多くの国で不眠症が一般化し、睡眠産業「スリープノミクス(sleeponomics)」市場が発展している。
ベトナムのマットレスの新興企業によると、健康や睡眠の質に関心を持つ人が増えたため新型コロナ流行のピーク時でさえ、収益は250〜290%増加したという。
化粧水や睡眠導入剤の市場もわずかではあるが成長した。
英国市場調査会社ユーロモニター(Euromonitor)によると、2019年には薬物依存のリスクへの懸念から市販の睡眠導入剤の売上が鈍化したが、伝統的な睡眠導入剤やハーブの睡眠導入剤は盛んになった。
また、睡眠を改善する健康的な方法として、瞑想やヨガのクラスが急速に普及している。
ハノイのハイバーチュン区で3年前から瞑想教室を開いている人によると、生徒の数は増えており多くは若い大人の22歳から40歳まででストレス、疲労、不眠症に悩まされているという。
市場調査会社Wakefield Researchが2019年に行った8カ国での調査では、ベトナムの成人の37%が必要な睡眠時間を下回っており、多くの人が睡眠時間を確保するためだけに休みを取っていることがわかった。
約79%が「休む時間がない」と答え、平均的なサラリーマンは年間10日間を補填に費やしていた。
2019年にホーチミン市で行われた睡眠障害に関する調査では、人口の33%が不眠症の多くの症状のいずれかに苦しんでおり、不眠症の30%が後に精神疾患と関連していることが判明した。
大学医療センター・ホーチミンの医師によると、不眠症の治療を受けに来る患者は15パーセント。また、35~40パーセントの患者は他の理由で訪れた後に不眠症と診断されるという。
睡眠障害はサラリーマンだけでなく、フリーランスや主婦にも影響がある。さらには多くの子どもたちも睡眠不足に悩まされている。

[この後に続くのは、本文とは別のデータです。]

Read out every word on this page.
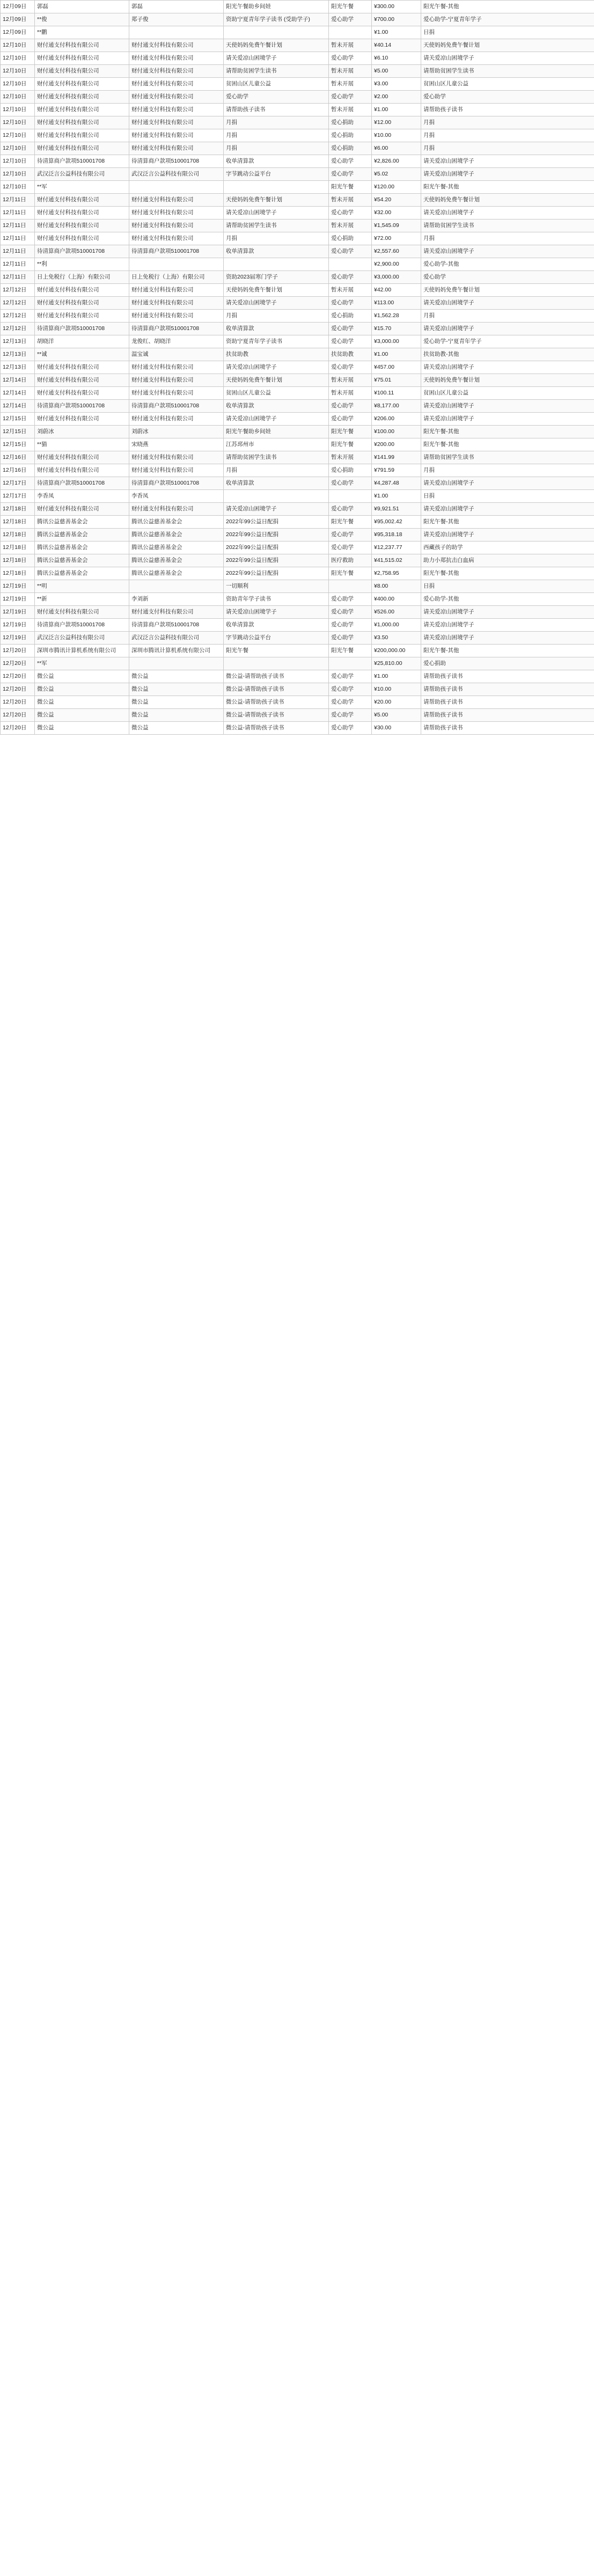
12月09日	郭磊	郭磊	阳光午餐助乡间娃	阳光午餐	¥300.00	阳光午餐-其他
12月09日	**俊	郑子俊	资助宁夏青年学子读书 (受助学子)	爱心助学	¥700.00	爱心助学-宁夏青年学子
12月09日	**鹏				¥1.00	日捐
12月10日	财付通支付科技有限公司	财付通支付科技有限公司	天使妈妈免费午餐计划	暂未开展	¥40.14	天使妈妈免费午餐计划
12月10日	财付通支付科技有限公司	财付通支付科技有限公司	请关爱凉山困境学子	爱心助学	¥6.10	请关爱凉山困境学子
12月10日	财付通支付科技有限公司	财付通支付科技有限公司	请帮助贫困学生读书	暂未开展	¥5.00	请帮助贫困学生读书
12月10日	财付通支付科技有限公司	财付通支付科技有限公司	贫困山区儿童公益	暂未开展	¥3.00	贫困山区儿童公益
12月10日	财付通支付科技有限公司	财付通支付科技有限公司	爱心助学	爱心助学	¥2.00	爱心助学
12月10日	财付通支付科技有限公司	财付通支付科技有限公司	请帮助孩子读书	暂未开展	¥1.00	请帮助孩子读书
12月10日	财付通支付科技有限公司	财付通支付科技有限公司	月捐	爱心捐助	¥12.00	月捐
12月10日	财付通支付科技有限公司	财付通支付科技有限公司	月捐	爱心捐助	¥10.00	月捐
12月10日	财付通支付科技有限公司	财付通支付科技有限公司	月捐	爱心捐助	¥6.00	月捐
12月10日	待清算商户款项510001708	待清算商户款项510001708	收单清算款	爱心助学	¥2,826.00	请关爱凉山困境学子
12月10日	武汉泛言公益科技有限公司	武汉泛言公益科技有限公司	字节跳动公益平台	爱心助学	¥5.02	请关爱凉山困境学子
12月10日	**军			阳光午餐	¥120.00	阳光午餐-其他
12月11日	财付通支付科技有限公司	财付通支付科技有限公司	天使妈妈免费午餐计划	暂未开展	¥54.20	天使妈妈免费午餐计划
12月11日	财付通支付科技有限公司	财付通支付科技有限公司	请关爱凉山困境学子	爱心助学	¥32.00	请关爱凉山困境学子
12月11日	财付通支付科技有限公司	财付通支付科技有限公司	请帮助贫困学生读书	暂未开展	¥1,545.09	请帮助贫困学生读书
12月11日	财付通支付科技有限公司	财付通支付科技有限公司	月捐	爱心捐助	¥72.00	月捐
12月11日	待清算商户款项510001708	待清算商户款项510001708	收单清算款	爱心助学	¥2,557.60	请关爱凉山困境学子
12月11日	**利				¥2,900.00	爱心助学-其他
12月11日	日上免税行（上海）有限公司	日上免税行（上海）有限公司	资助2023届寒门学子	爱心助学	¥3,000.00	爱心助学
12月12日	财付通支付科技有限公司	财付通支付科技有限公司	天使妈妈免费午餐计划	暂未开展	¥42.00	天使妈妈免费午餐计划
12月12日	财付通支付科技有限公司	财付通支付科技有限公司	请关爱凉山困境学子	爱心助学	¥113.00	请关爱凉山困境学子
12月12日	财付通支付科技有限公司	财付通支付科技有限公司	月捐	爱心捐助	¥1,562.28	月捐
12月12日	待清算商户款项510001708	待清算商户款项510001708	收单清算款	爱心助学	¥15.70	请关爱凉山困境学子
12月13日	胡晓洋	龙俊红、胡晓洋	资助宁夏青年学子读书	爱心助学	¥3,000.00	爱心助学-宁夏青年学子
12月13日	**诚	温宝诚	扶贫助教	扶贫助教	¥1.00	扶贫助教-其他
12月13日	财付通支付科技有限公司	财付通支付科技有限公司	请关爱凉山困境学子	爱心助学	¥457.00	请关爱凉山困境学子
12月14日	财付通支付科技有限公司	财付通支付科技有限公司	天使妈妈免费午餐计划	暂未开展	¥75.01	天使妈妈免费午餐计划
12月14日	财付通支付科技有限公司	财付通支付科技有限公司	贫困山区儿童公益	暂未开展	¥100.11	贫困山区儿童公益
12月14日	待清算商户款项510001708	待清算商户款项510001708	收单清算款	爱心助学	¥8,177.00	请关爱凉山困境学子
12月15日	财付通支付科技有限公司	财付通支付科技有限公司	请关爱凉山困境学子	爱心助学	¥206.00	请关爱凉山困境学子
12月15日	刘蔚冰	刘蔚冰	阳光午餐助乡间娃	阳光午餐	¥100.00	阳光午餐-其他
12月15日	**猫	宋晓燕	江苏邳州市	阳光午餐	¥200.00	阳光午餐-其他
12月16日	财付通支付科技有限公司	财付通支付科技有限公司	请帮助贫困学生读书	暂未开展	¥141.99	请帮助贫困学生读书
12月16日	财付通支付科技有限公司	财付通支付科技有限公司	月捐	爱心捐助	¥791.59	月捐
12月17日	待清算商户款项510001708	待清算商户款项510001708	收单清算款	爱心助学	¥4,287.48	请关爱凉山困境学子
12月17日	李香凤	李香凤			¥1.00	日捐
12月18日	财付通支付科技有限公司	财付通支付科技有限公司	请关爱凉山困境学子	爱心助学	¥9,921.51	请关爱凉山困境学子
12月18日	腾讯公益慈善基金会	腾讯公益慈善基金会	2022年99公益日配捐	阳光午餐	¥95,002.42	阳光午餐-其他
12月18日	腾讯公益慈善基金会	腾讯公益慈善基金会	2022年99公益日配捐	爱心助学	¥95,318.18	请关爱凉山困境学子
12月18日	腾讯公益慈善基金会	腾讯公益慈善基金会	2022年99公益日配捐	爱心助学	¥12,237.77	西藏孩子的助学
12月18日	腾讯公益慈善基金会	腾讯公益慈善基金会	2022年99公益日配捐	医疗救助	¥41,515.02	助力小郑抗击白血病
12月18日	腾讯公益慈善基金会	腾讯公益慈善基金会	2022年99公益日配捐	阳光午餐	¥2,758.95	阳光午餐-其他
12月19日	**明		一切顺利		¥8.00	日捐
12月19日	**新	李刘新	资助青年学子读书	爱心助学	¥400.00	爱心助学-其他
12月19日	财付通支付科技有限公司	财付通支付科技有限公司	请关爱凉山困境学子	爱心助学	¥526.00	请关爱凉山困境学子
12月19日	待清算商户款项510001708	待清算商户款项510001708	收单清算款	爱心助学	¥1,000.00	请关爱凉山困境学子
12月19日	武汉泛言公益科技有限公司	武汉泛言公益科技有限公司	字节跳动公益平台	爱心助学	¥3.50	请关爱凉山困境学子
12月20日	深圳市腾讯计算机系统有限公司	深圳市腾讯计算机系统有限公司	阳光午餐	阳光午餐	¥200,000.00	阳光午餐-其他
12月20日	**军				¥25,810.00	爱心捐助
12月20日	微公益	微公益	微公益-请帮助孩子读书	爱心助学	¥1.00	请帮助孩子读书
12月20日	微公益	微公益	微公益-请帮助孩子读书	爱心助学	¥10.00	请帮助孩子读书
12月20日	微公益	微公益	微公益-请帮助孩子读书	爱心助学	¥20.00	请帮助孩子读书
12月20日	微公益	微公益	微公益-请帮助孩子读书	爱心助学	¥5.00	请帮助孩子读书
12月20日	微公益	微公益	微公益-请帮助孩子读书	爱心助学	¥30.00	请帮助孩子读书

2018年初めにホーチミン市の高校生グループが行った調査では、高校生の睡眠不足が憂慮すべきレベルであることが判明した。
調査対象となった7,300人の学生の半数以上が通常午後11時以降に眠り、20%が午前0時以降に眠り、学校に間に合うように5時半から6時に起床していた。
80%以上が1日7時間未満しか眠らないことが多く、10%が5時間未満しか眠っていない。

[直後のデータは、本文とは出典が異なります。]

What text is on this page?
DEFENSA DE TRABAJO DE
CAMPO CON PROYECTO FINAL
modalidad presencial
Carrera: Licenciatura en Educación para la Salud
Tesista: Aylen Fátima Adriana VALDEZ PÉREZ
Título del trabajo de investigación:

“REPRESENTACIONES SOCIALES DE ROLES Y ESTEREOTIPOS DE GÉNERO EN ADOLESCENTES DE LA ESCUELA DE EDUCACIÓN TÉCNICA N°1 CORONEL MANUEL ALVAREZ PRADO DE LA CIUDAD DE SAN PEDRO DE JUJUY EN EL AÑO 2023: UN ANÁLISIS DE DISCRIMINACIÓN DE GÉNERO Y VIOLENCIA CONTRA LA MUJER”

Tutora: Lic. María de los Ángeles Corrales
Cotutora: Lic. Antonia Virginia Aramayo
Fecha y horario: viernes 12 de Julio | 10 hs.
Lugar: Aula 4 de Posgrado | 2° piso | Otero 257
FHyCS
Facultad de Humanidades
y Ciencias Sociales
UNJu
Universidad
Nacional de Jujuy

さらには睡眠不足によって人の命までが危険にさらされている。
2019年の国家交通安全委員会の統計では、睡眠に関連する交通事故が1年間の総件数の30%を占め、6,400人の命が奪われ、1090億ドル(約14兆5850億円)相当の損失(物的損害を除く)が発生している。
この現象は国民の人的資源を侵食しているといえる。
現代のベトナム人は仕事のプレッシャーや生活習慣の乱れ、コンピューターの使い過ぎなどの社会的問題から頻繁に睡眠不足に陥っている。